Salvini alza le barricate sul piano Ue di riarmo: «Debito per la guerra? Anche no». Le perplessità Pd: «Non è l’Europa che vogliamo»


Alzi la mano chi è a favore del piano di riarmo europeo da 800 miliardi (potenziali) lanciato questa mattina da Ursula von der Leyen. Il tema è delicatissimo, e oltre tutto nel progetto della Commissione pare esserci pochissimo spazio per risorse «fresche» da investire – la parte del leone sarebbe costituita da prestiti, dunque da nuovo debito. E così a poche ore dall’appello di von der Leyen all’Europa ad «assumere le proprie responsabilità», in Italia si fatica a trovare traccia di reazioni entusiaste. Solidissimo invece è il muro dei no e dei forse. «Per Ursula von der Leyen gli Stati europei possono fare debito solo per armarsi», affonda il colpo il vicepremier Matteo Salvini. Che lamenta come il piano della Commissione consentirebbe ciò che «non abbiamo potuto fare in questi anni per investire in sanità, in educazione e sostegno alle imprese e alle famiglie. È la via maestra per sostenere e lasciare i nostri figli in un continente in pace?». Solo ieri il leader della Lega aveva lanciato la chiamata in «mille piazze» il prossimo finesettimana «per chiedere la fine della guerra, nel momento in cui Macron e von der Leyen parlano di invio di truppe, di maggiori spese militari e di un esercito europeo». Posizioni che alzano la pressione sulla premier Giorgia Meloni, chiamata giovedì a delineare la posizione ufficiale dell’Italia sul piano al vertice straordinario dei leader Ue in programma a Bruxelles.
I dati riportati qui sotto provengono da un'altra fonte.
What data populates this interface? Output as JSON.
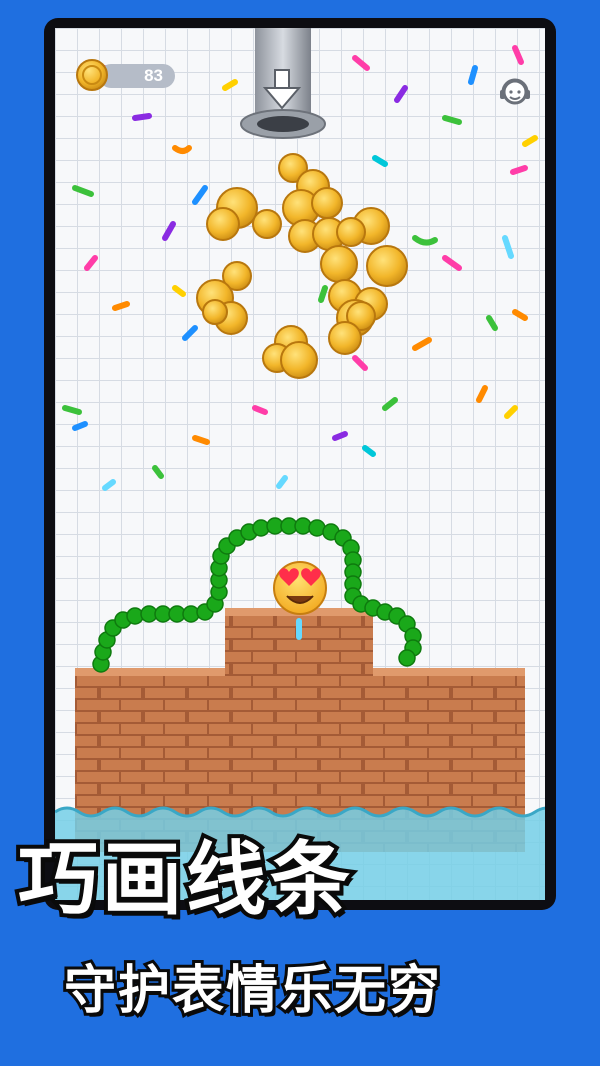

M5s contro «l’economia di guerra» Ue
All’arrembaggio contro la deriva «bellica» dell’Unione è anche – sul fronte delle opposizioni il Movimento 5 Stelle. Secondo cui il piano di riarmo firmato Von der Leyen «arricchirà le industrie belliche – che infatti continuano a macinare rialzi record in Borsa – e impoverirà i cittadini europei, scippando loro perfino i fondi Pnrr e Coesione». Un piano, aggiungono in una nota congiunta i capigruppo di Camera e Senato, Riccardo Ricciardi e Stefano Patuanelli, «che non ha nulla a che vedere con una difesa comune europea, ma solo con un aumento senza precedenti delle spese militari nazionali che non renderà più forte l’Europa ma favorirà anzi il ritorno a politiche di potenza nazionali e a pericolose divisioni. Un delirio guerrafondaio che va contro ogni logica e buon senso». Anche il M5s è pronto a scendere in piazza contro «l’Europa del riarmo e dell’economia di guerra» e a favore, invece, di «una Conferenza europea per la pace e la sicurezza e un’economia di pace, sviluppo sostenibile e solidarietà»: nella manifestazione nazionale indetta da Giuseppe Conte per il prossimo 5 aprile.
Le perplessità nel Pd e i distinguo di Renzi e Lupi
A coltivare più di qualche dubbio sulla forma che pare prendere il piano Ue sulla difesa sono però anche pezzi del Partito democratico. A rompere il silenzio su X è Andrea Orlando, ex ministro e voce dell’area di sinistra del partito: «Nelle parole di Von der Leyen non solo non c’è l’Europa che vorremmo, ma neppure qualcosa che assomigli ad un sistema di difesa comune», è la critica mossa dal deputato ligure. E se la vicepresidente del Parlamento europeo Pina Picierno lancia proprio oggi l’appello pubblico «Per un’Europa Libera e Forte», che chiede anche l’aumento delle spese militari e la costruzione di una capacità di difesa Ue per far fronte alle minacce esterne, s’attende ancora una presa di posizione della segretaria Pd Elly Schlein. Mentre Matteo Renzi dice genericamente nella sua E-news di oggi ai sostenitori che «servono investimenti in difesa, certo», ma ciò significa «non comprare pallottole, ma investire in ricerca, innovazione, start-up, laboratori di ricerca». E dalla maggioranza anche Maurizio Lupi pesa bene le parole: «La posizione del governo e di Noi moderati è molto chiara. Quello che noi stiamo proponendo non è il riarmo ma che finalmente l’Ue si doti di una difesa comune, che era il sogno di De Gasperi. Perché la migliore dissuasione contro la guerra è costituire una difesa comune».